Il faut revenir sur l’importance accordée par SouB à l’insurrection de Budapest en 1956, sur laquelle la presque totalité des autres courants « de gauche » n’émettent que des platitudes plus ou moins pieuses, quand ils ne soutiennent pas les bouchers « soviétiques ».

L’insurrection ouvrière de Budapest en 1956, la dernière du genre où l’on ait vu cette classe ouvrière se doter d’organes de décision et de défense, ainsi que d’un programme d’action, a clos une époque plus qu’elle n’en a ouvert une autre, contrairement à ce qu’espéraient les membres de SouB, contrairement à ce que rappelle encore « La Source hongroise » de C. Castoriadis en 1977. Les appareils bureaucratiques ont démontré qu’ils étaient assez forts pour écraser ces organes spontanés de la classe ouvrière, à la manière de ce que la bourgeoisie française avait fait à la Commune de Paris. C’est là, sans doute, que le ressort profond du mouvement ouvrier, déjà si éprouvé par les événements contemporains de la succession des deux guerres mondiales, s’est définitivement brisé, sans que cela se remarque sur le moment.
La vague de luttes et d’événements suivants, qui a duré jusque dans les années 1990, a été dominée par l’implosion ou l’évaporation des empires coloniaux, et la recréation, là aussi, de nouvelles formes d’oppression sociales à partir des combats de « libération ».
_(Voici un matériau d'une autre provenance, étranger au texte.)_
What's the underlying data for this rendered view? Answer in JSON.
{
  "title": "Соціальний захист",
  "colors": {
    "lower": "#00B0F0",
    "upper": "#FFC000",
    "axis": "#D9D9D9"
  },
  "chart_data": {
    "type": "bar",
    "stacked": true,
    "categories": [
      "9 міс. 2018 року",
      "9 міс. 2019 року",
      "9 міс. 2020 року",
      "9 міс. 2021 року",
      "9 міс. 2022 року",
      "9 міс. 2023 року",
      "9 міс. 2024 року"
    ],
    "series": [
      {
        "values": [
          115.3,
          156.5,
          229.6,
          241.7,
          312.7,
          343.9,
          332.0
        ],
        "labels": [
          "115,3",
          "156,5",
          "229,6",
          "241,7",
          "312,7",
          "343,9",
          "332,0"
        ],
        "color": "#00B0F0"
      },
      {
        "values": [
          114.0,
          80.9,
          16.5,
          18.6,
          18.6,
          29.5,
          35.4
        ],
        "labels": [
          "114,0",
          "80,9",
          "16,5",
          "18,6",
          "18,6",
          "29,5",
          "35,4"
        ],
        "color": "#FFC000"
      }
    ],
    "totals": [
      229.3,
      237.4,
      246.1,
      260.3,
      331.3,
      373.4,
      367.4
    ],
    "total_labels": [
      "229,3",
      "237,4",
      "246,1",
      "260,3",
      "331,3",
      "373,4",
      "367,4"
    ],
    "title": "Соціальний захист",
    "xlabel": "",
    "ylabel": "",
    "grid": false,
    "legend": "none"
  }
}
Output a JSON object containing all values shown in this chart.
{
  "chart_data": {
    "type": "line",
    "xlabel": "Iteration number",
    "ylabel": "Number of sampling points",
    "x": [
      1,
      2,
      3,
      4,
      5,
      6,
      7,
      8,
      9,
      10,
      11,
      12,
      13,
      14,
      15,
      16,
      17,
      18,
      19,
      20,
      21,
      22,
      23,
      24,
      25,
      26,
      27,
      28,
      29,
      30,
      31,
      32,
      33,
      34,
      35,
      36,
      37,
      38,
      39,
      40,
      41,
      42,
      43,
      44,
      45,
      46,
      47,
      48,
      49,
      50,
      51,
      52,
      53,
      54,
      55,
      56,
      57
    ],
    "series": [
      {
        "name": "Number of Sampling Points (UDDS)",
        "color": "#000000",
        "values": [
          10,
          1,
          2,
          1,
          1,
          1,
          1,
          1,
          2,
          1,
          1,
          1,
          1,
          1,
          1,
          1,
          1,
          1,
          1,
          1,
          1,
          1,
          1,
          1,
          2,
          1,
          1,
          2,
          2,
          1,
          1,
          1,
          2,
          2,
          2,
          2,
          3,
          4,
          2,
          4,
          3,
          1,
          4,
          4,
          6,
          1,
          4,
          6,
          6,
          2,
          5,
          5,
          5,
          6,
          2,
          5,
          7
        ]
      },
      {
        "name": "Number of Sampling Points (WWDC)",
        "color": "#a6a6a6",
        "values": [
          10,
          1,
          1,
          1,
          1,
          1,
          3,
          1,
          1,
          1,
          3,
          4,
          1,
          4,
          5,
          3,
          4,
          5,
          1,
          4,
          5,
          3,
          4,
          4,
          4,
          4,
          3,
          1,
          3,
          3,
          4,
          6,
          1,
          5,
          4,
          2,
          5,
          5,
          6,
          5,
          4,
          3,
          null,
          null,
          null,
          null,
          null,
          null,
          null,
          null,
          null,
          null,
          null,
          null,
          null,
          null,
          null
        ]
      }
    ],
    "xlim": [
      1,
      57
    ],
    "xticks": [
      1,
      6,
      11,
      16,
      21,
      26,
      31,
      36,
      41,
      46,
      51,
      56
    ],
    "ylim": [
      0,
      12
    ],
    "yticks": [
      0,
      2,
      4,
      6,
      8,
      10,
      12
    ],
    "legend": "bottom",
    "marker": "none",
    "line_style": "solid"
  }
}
Mais la contradiction interne y a été infiniment moindre que celle qu’avait connue le mouvement ouvrier au moment de son apogée, quand il avait cru déboucher sur des formes enfin viables d’un nouvel ordre humain. Les nouveaux régimes post-coloniaux ont presque tous reproduit, et avec facilité, l’énigme soviétique sous une forme généralisée : la vieille question révélée par l’analyse du despotisme oriental est au fond l’arrière-plan oublié de l’histoire contemporaine, que les marxistes et les libéraux, dans leur complicité schizophrénique, croyaient vouée au « développement » mercantile et capitaliste illimité, selon le schéma provisoire et singulier de l’Ouest européen .

En dehors de son activité militante, SouB a laissé non un évangile, mais des textes qui donnent à penser et dont on sort en général un peu moins désarmé devant le cours de l’histoire contemporaine. Les écrits de ses membres les plus originaux, C. Castoriadis ou C. Lefort, ont conservé ce caractère fertile, qui n’implique jamais une adhésion aveugle et encore moins des mécanismes de « foi ». Même sur leurs points de désaccord, il est assez révélateur, qu’aucun n’ait jamais eu le dernier mot, comme il convient à toute réflexion ouverte. Ils ont produit des textes avec lesquels il est d’autant plus fertile de discuter en les lisant, qu’ils sont étrangers à tout prophétisme.

C. Castoriadis a lui-même toujours éprouvé quelque difficulté à sortir de la formulation du « capitalisme bureaucratique [d’État] [1] », qui semblait impliquée par la base industrielle de cette monstrueuse société soviétique, soumise dans toutes ses dimensions à l’irradiation abominable du système concentrationnaire du goulag. Il n’est guère étonnant que ce soit l’ouvrage de C. Lefort, « La Complication » (1999), qui fournisse post festum la seule clé qui vaille : le régime soviétique fut une société industrielle fondée sur un espèce de nouveau servage, c’est pourquoi elle est restée jusqu’au bout si étrangère aux catégories que les théoriciens marxistes et libéraux s’efforcent d’appliquer à toutes les sociétés depuis le XIXème siècle.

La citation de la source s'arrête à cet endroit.